Il pressing sviluppista di Washington sull’Europa ultrarigorista

Nel consueto appuntamento di primavera la prossima settimana si

riuniranno a Washington i membri della commissione ministeriale del Fondo monetario internazionale (Fmi), per l’Italia il ministro dell’Economia Vittorio Grilli. Il vertice sarà immediatamente preceduto da quello del G20, a livello di ministri delle Finanze e governatori delle Banche centrali. Anche se l’agenda degli incontri è stata attentamente pianificata per contenere potenziali elementi di frizione, la sostanza delle discussioni ministeriali si concentrerà su due punti abbastanza controversi, sia al Fmi sia nel G20.

Innanzitutto, la crisi europea. L’Amministrazione Obama non ha gradito l’incertezza e l’azzardo con cui gli europei hanno gestito la crisi, questa volta cipriota, creando potenziali, ulteriori focolai di contagio nei sistemi bancari di altre economie dell’Eurozona. Non a caso lo Studio ovale a metà marzo ha fatto immediatamente intervenire il neo segretario al Tesoro, Jack Lew, con una dichiarazione in cui si stigmatizzava, tra le righe, l’haircut sui depositi di Nicosia inferiori ai 100.000 euro inizialmente previsto nel programma di assistenza cipriota della Troika.
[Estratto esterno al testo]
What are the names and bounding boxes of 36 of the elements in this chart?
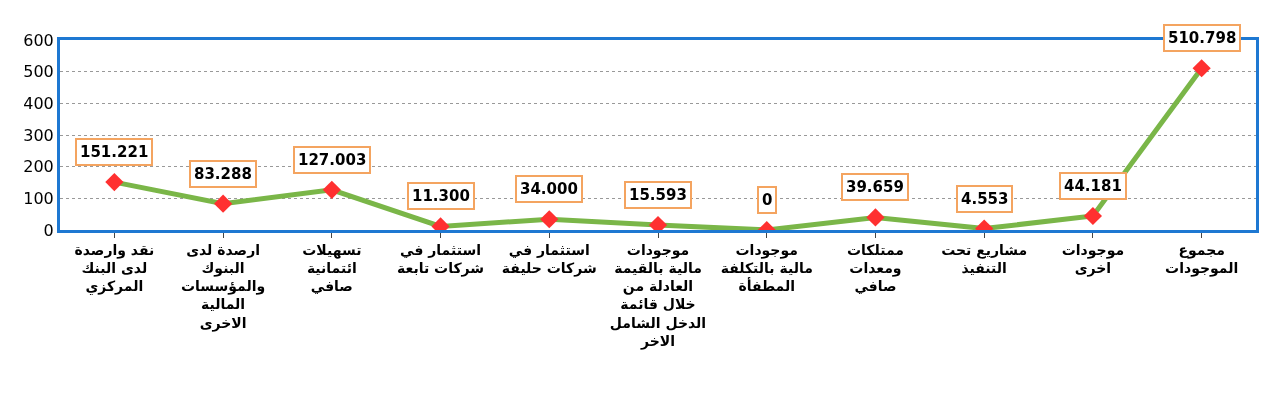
data-label: 151.221 (80, 143, 149, 161)
data-label: 127.003 (298, 151, 367, 169)
data-label: 510.798 (1168, 29, 1237, 47)
point (213, 194, 233, 213)
y-tick-label: 500 (23, 62, 54, 82)
data-label: 83.288 (194, 165, 252, 183)
point (105, 173, 124, 192)
point (1192, 59, 1211, 78)
y-tick-label: 100 (23, 188, 54, 208)
data-label: 15.593 (629, 186, 687, 204)
point (540, 210, 559, 229)
x-tick-label: تسهيلات ائتمانية صافي (302, 241, 362, 296)
y-tick-label: 0 (43, 220, 54, 240)
point (322, 180, 341, 199)
y-tick-label: 400 (23, 93, 54, 113)
x-tick-label: ممتلكات ومعدات صافي (846, 241, 904, 296)
x-tick-label: استثمار في شركات حليفة (501, 241, 597, 277)
data-label: 44.181 (1064, 177, 1122, 195)
data-label: 39.659 (846, 178, 904, 196)
point (1083, 206, 1103, 226)
x-tick-label: نقد وارصدة لدى البنك المركزي (74, 241, 155, 297)
point (866, 208, 885, 227)
y-tick-label: 300 (23, 125, 54, 145)
x-tick-label: موجودات مالية بالتكلفة المطفأة (720, 241, 813, 295)
x-tick-label: استثمار في شركات تابعة (397, 241, 485, 277)
data-label: 0 (762, 191, 773, 209)
x-tick-label: مجموع الموجودات (1165, 241, 1239, 277)
data-label: 11.300 (412, 187, 470, 205)
x-tick-label: موجودات اخرى (1061, 241, 1125, 277)
y-tick-label: 200 (23, 157, 54, 177)
x-tick-label: مشاريع تحت التنفيذ (941, 241, 1028, 276)
data-label: 34.000 (520, 180, 578, 198)
x-tick-label: موجودات مالية بالقيمة العادلة من خلال قائمة الدخل الشامل الاخر (609, 241, 707, 350)
data-label: 4.553 (961, 190, 1009, 208)
y-tick-label: 600 (23, 30, 54, 50)
x-tick-label: ارصدة لدى البنوك والمؤسسات المالية الاخرى (180, 241, 266, 332)
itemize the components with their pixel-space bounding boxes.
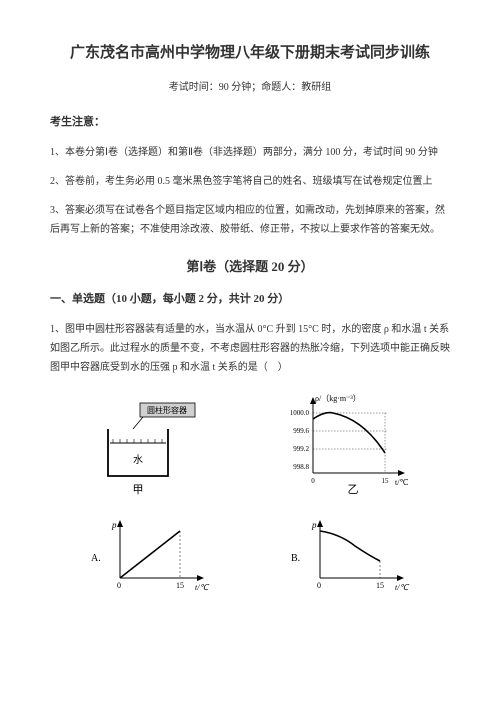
notice-item: 2、答卷前，考生务必用 0.5 毫米黑色签字笔将自己的姓名、班级填写在试卷规定位… [50, 172, 450, 191]
option-label: B. [291, 553, 300, 564]
question-figures: 圆柱形容器 水 甲 ρ/（kg [50, 391, 450, 496]
section-title: 第Ⅰ卷（选择题 20 分） [50, 255, 450, 278]
container-diagram: 圆柱形容器 水 甲 [88, 401, 198, 496]
option-b: B. p t/℃ 0 15 [285, 516, 415, 596]
question-text: 1、图甲中圆柱形容器装有适量的水，当水温从 0°C 升到 15°C 时，水的密度… [50, 320, 450, 377]
figure-caption: 甲 [132, 484, 143, 496]
ytick: 998.8 [293, 463, 309, 471]
option-a-chart: A. p t/℃ 0 15 [85, 516, 215, 596]
figure-yi: ρ/（kg·m⁻³） t/℃ 1000.0 999.6 999.2 998.8 … [273, 391, 413, 496]
container-label: 圆柱形容器 [147, 405, 187, 415]
xtick: 15 [381, 477, 389, 485]
density-chart: ρ/（kg·m⁻³） t/℃ 1000.0 999.6 999.2 998.8 … [273, 391, 413, 496]
ytick: 999.2 [293, 445, 309, 453]
notice-heading: 考生注意： [50, 113, 450, 133]
option-a: A. p t/℃ 0 15 [85, 516, 215, 596]
y-axis-label: ρ/（kg·m⁻³） [315, 394, 361, 403]
ytick: 999.6 [293, 427, 309, 435]
page-title: 广东茂名市高州中学物理八年级下册期末考试同步训练 [50, 40, 450, 67]
subsection-title: 一、单选题（10 小题，每小题 2 分，共计 20 分） [50, 290, 450, 310]
origin-label: 0 [117, 581, 121, 590]
y-axis-label: p [111, 520, 117, 530]
figure-caption: 乙 [347, 483, 358, 496]
y-axis-label: p [311, 520, 317, 530]
origin-label: 0 [317, 581, 321, 590]
option-label: A. [91, 553, 101, 564]
x-axis-label: t/℃ [395, 478, 408, 487]
notice-item: 1、本卷分第Ⅰ卷（选择题）和第Ⅱ卷（非选择题）两部分，满分 100 分，考试时间… [50, 143, 450, 162]
x-axis-label: t/℃ [195, 583, 209, 592]
options-row: A. p t/℃ 0 15 B. p t/℃ 0 15 [50, 516, 450, 596]
figure-jia: 圆柱形容器 水 甲 [88, 401, 198, 496]
ytick: 1000.0 [289, 409, 309, 417]
notice-item: 3、答案必须写在试卷各个题目指定区域内相应的位置，如需改动，先划掉原来的答案，然… [50, 201, 450, 239]
xtick: 15 [176, 581, 184, 590]
x-axis-label: t/℃ [395, 583, 409, 592]
xtick: 0 [311, 477, 315, 485]
page-subtitle: 考试时间：90 分钟；命题人：教研组 [50, 79, 450, 97]
xtick: 15 [376, 581, 384, 590]
option-b-chart: B. p t/℃ 0 15 [285, 516, 415, 596]
water-label: 水 [133, 454, 143, 466]
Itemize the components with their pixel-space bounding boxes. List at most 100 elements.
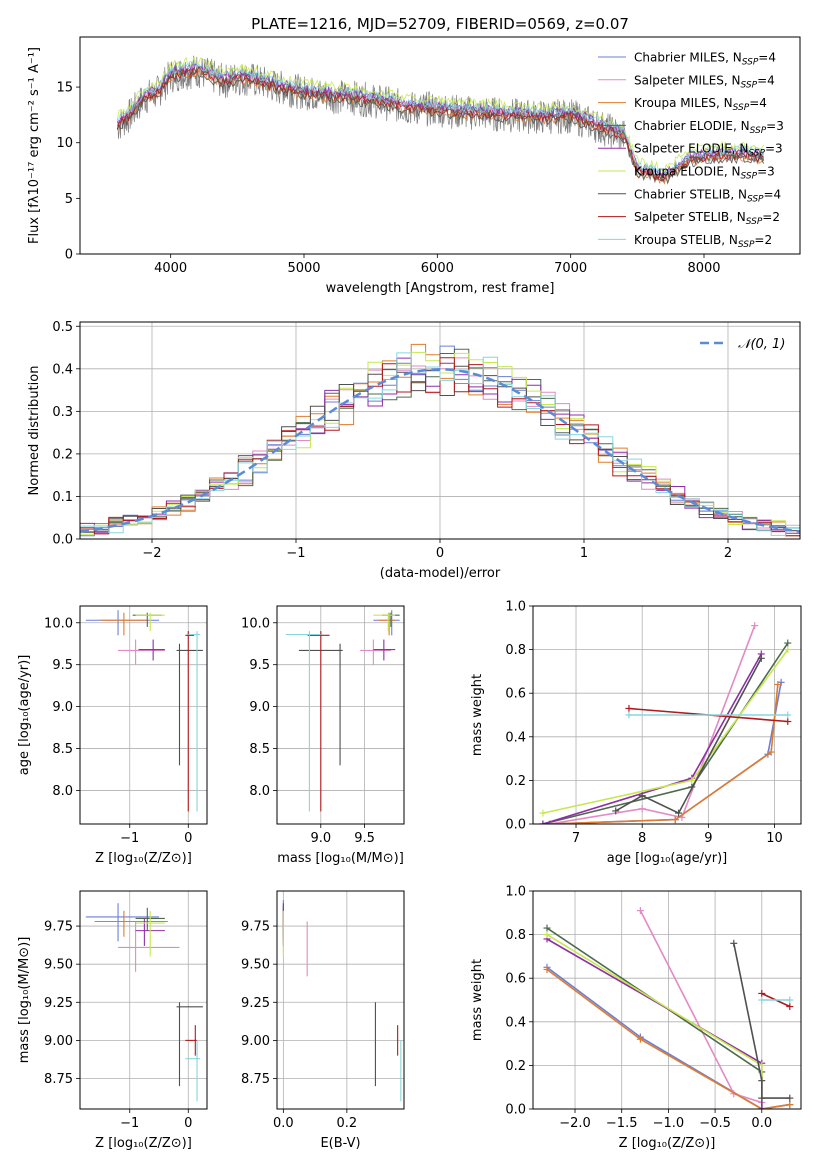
legend-item-6: Kroupa ELODIE, NSSP=3	[598, 165, 775, 182]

Come se non bastasse, proprio ieri, a conferma dell’innalzato livello di attenzione con cui si segue l’evolversi delle vicende europee da Pennsylvania Avenue, il presidente Obama ha inviato Lew per incontri ai massimi livelli a Francoforte, Bruxelles e Berlino, che si concluderanno in queste ore. Negli incontri, il segretario si sta facendo portatore della preoccupazione della Casa Bianca per i ritardi e le incertezze nella formulazione di un approccio convincente alla crisi e per la crescente spirale depressiva in cui molte economie dell’Eurozona sono precipitate, a cominciare dall’Italia. Il timore è che, al di là delle apparenti e goffe incertezze, in realtà un approccio ben definito nella strategia anticrisi dell’Eurozona sia emerso: si basa sempre e comunque sul principio di collocare il peso e il rischio dell’aggiustamento a livello nazionale della singola economia che entra in crisi. Se questo approccio rassicura i paesi creditori europei sul piano dell’“azzardo morale” e della sanzione etico-morale, trascura per intero l’enorme potenziale di contagio che l’area monetaria ha già dimostrato di poter trasmettere alle economie sistemiche di Italia e Spagna, aggravando i rispettivi fattori di vulnerabilità: un’economia anemica e un sistema politico intrinsecamente instabile nel caso della prima, un sistema finanziario fragile e una dimensione politica regionale potenzialmente esplosiva nel caso della seconda. Di qui il fondato timore che la crisi possa trasmettersi, per il tramite delle più vulnerabili tra le economie sistemiche, al di fuori dei confini dell’Eurozona, destabilizzando il sistema finanziario globale, il cui epicentro si trova negli Stati Uniti. Per diluire la tensione, a poco servirà concentrarsi sulla riforma del Fmi, punto su cui, in genere, si ripiega quando non vi è accordo sulle grandi questioni strategiche dell’economia mondiale. In questo caso, si invertiranno le parti, perché sarà l’Amministrazione Obama che cercherà di deflettere l’attenzione, considerato che è stato il Congresso americano a rinviare la riforma della governance favorevole ai paesi emergenti.

Piuttosto un altro tema potrà richiamare la luce dei riflettori su questi incontri ministeriali in modo inatteso. La direttrice generale del Fmi, Christine Lagarde, sembra ormai affidare al suo capo economista, Olivier Blanchard, la consegna di messaggi ad alto contenuto politico, schermati da analisi tecniche. Lo scorso ottobre, il capo economista aveva criticato il consolidamento fiscale europeo e il suo impatto eccessivamente depressivo sulla crescita dell’Eurozona. Questa volta, il messaggio di cui Blanchard potrebbe essere latore è che la tanto celebrata svalutazione fiscale nell’Eurozona, cioè una gestione della politica fiscale tale da simulare gli effetti di un tasso di cambio nazionale che non esiste più, non sta dando frutti e andrebbe ripensata o rinviata. Associato agli incoraggiamenti della Lagarde per una politica monetaria espansiva in stile giapponese, il pressing sviluppista di Washington pare destinato a farsi sentire.